Fracture network is an important factor in the utilization of geothermal energy, its composition and structure have an important influence on the development of geothermal energy. As a component of EGS system, fractures have various forms. Therefore, this paper studies the influence of fracture morphology on reservoir heat extraction. The Voronoi is used to describe the unique network structure and is applied to geothermal development system as a form of fracture network. Therefore, a THM coupled EGS model with Voronoi fractures is established to observe its thermal extraction performance. In present work, the effects of fracture block numbers, well length, well spacing, injection mass flow rate and injection temperature on the thermal extraction performance of EGS system are numerically investigated.
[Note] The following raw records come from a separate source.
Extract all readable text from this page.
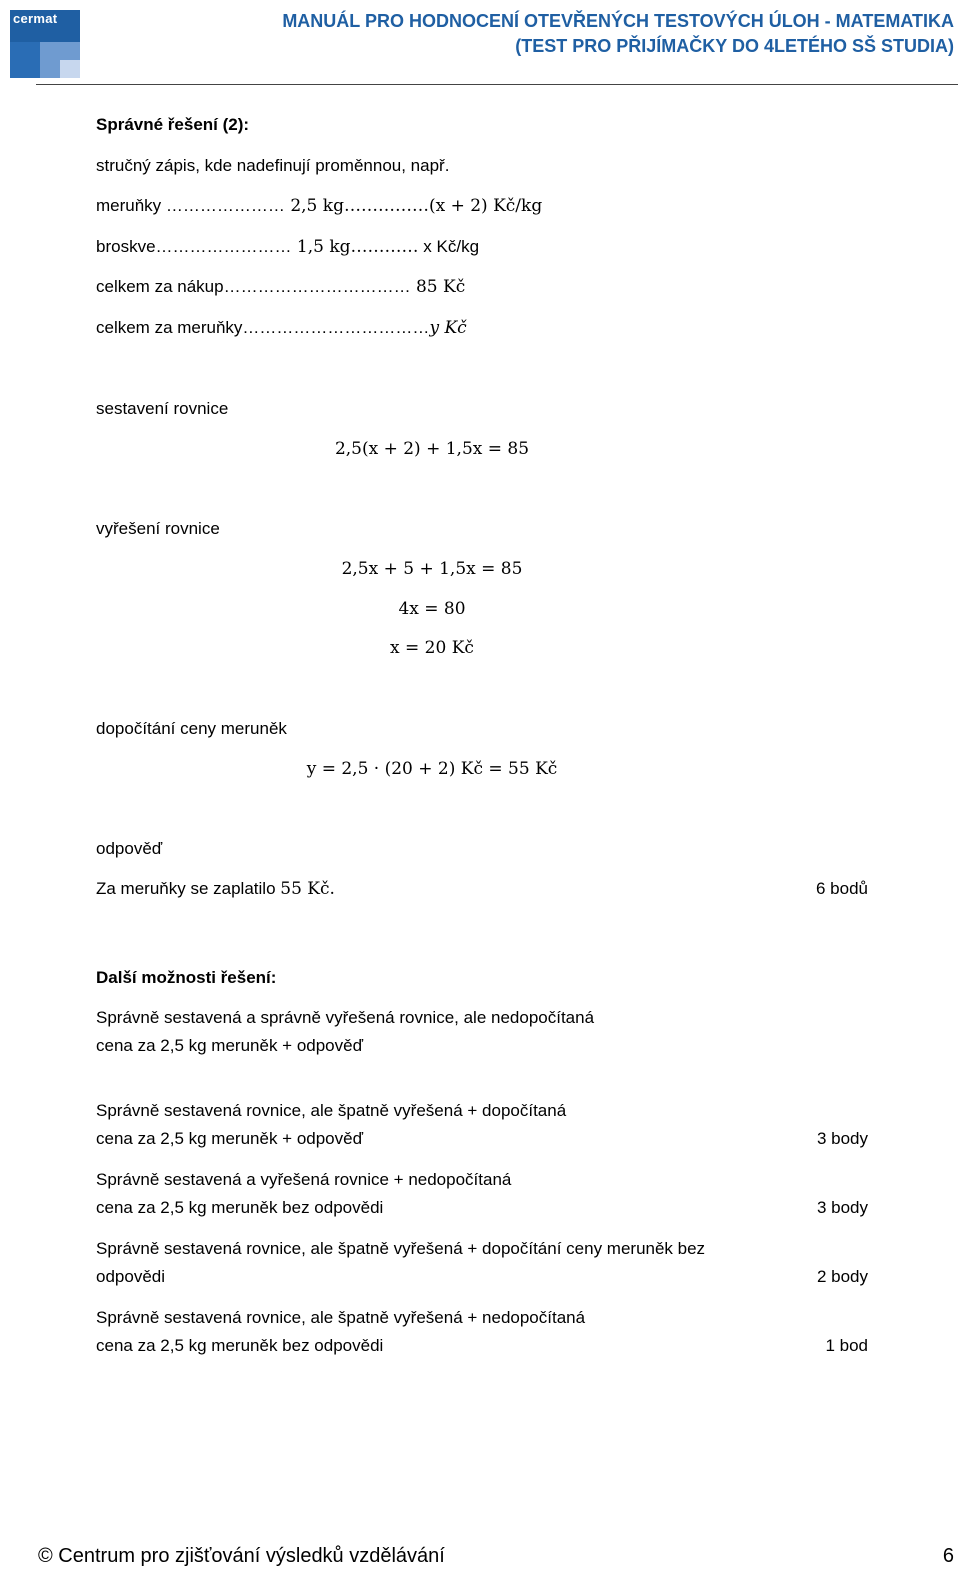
cermat	MANUÁL PRO HODNOCENÍ OTEVŘENÝCH TESTOVÝCH ÚLOH - MATEMATIKA
(TEST PRO PŘIJÍMAČKY DO 4LETÉHO SŠ STUDIA)
Správné řešení (2):
stručný zápis, kde nadefinují proměnnou, např.
meruňky ………………… 2,5 kg……………(x + 2) Kč/kg
broskve…………………… 1,5 kg………… x Kč/kg
celkem za nákup…………………………… 85 Kč
celkem za meruňky……………………………y Kč
sestavení rovnice
2,5(x + 2) + 1,5x = 85
vyřešení rovnice
2,5x + 5 + 1,5x = 85
4x = 80
x = 20 Kč
dopočítání ceny meruněk
y = 2,5 · (20 + 2) Kč = 55 Kč
odpověď
Za meruňky se zaplatilo 55 Kč.	6 bodů
Další možnosti řešení:
Správně sestavená a správně vyřešená rovnice, ale nedopočítaná
cena za 2,5 kg meruněk + odpověď
Správně sestavená rovnice, ale špatně vyřešená + dopočítaná
cena za 2,5 kg meruněk + odpověď	3 body
Správně sestavená a vyřešená rovnice + nedopočítaná
cena za 2,5 kg meruněk bez odpovědi	3 body
Správně sestavená rovnice, ale špatně vyřešená + dopočítání ceny meruněk bez
odpovědi	2 body
Správně sestavená rovnice, ale špatně vyřešená + nedopočítaná
cena za 2,5 kg meruněk bez odpovědi	1 bod
© Centrum pro zjišťování výsledků vzdělávání	6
The results show that the model has higher production temperature when the number of Voronoi blocks is 77, and the production temperature in the 30th year is 494.01 K. The influence of the change of well spacing on the production temperature of the model is more obvious than that of the change of well length. At the same time, the longer the well length, the smaller the injection pressure, the stronger the connectivity between the injection and production wells, and the narrower the end of the injection well in the temperature diagram. Furthermore, the increase of injection mass flow rate reduces the production temperature of the model, when the injection mass flow rate increases from 80 kg/s to 140 kg/s, the production temperature decreases from 494.01 K to 450.99 K. However, because the increase of the total injection mass flow rate, the large mass flow rate still has a high heat extraction ratio. The higher the injection temperature is, the smaller the pressure difference between injection wells and production wells is. The temperature changes the permeability and liquid viscosity of the reservoir, thereby reducing the pressure difference. In addition, with the increase of injection wells, the production temperature of the model increases, and the injection pressure decreases. However, the pressure difference between injection wells and production wells increases, indicating that the pressure of production wells is large, so the production cost increases. Therefore, in the actual production situation, reasonable selection of geothermal operation parameters should consider the operation cost and the difficulty of development.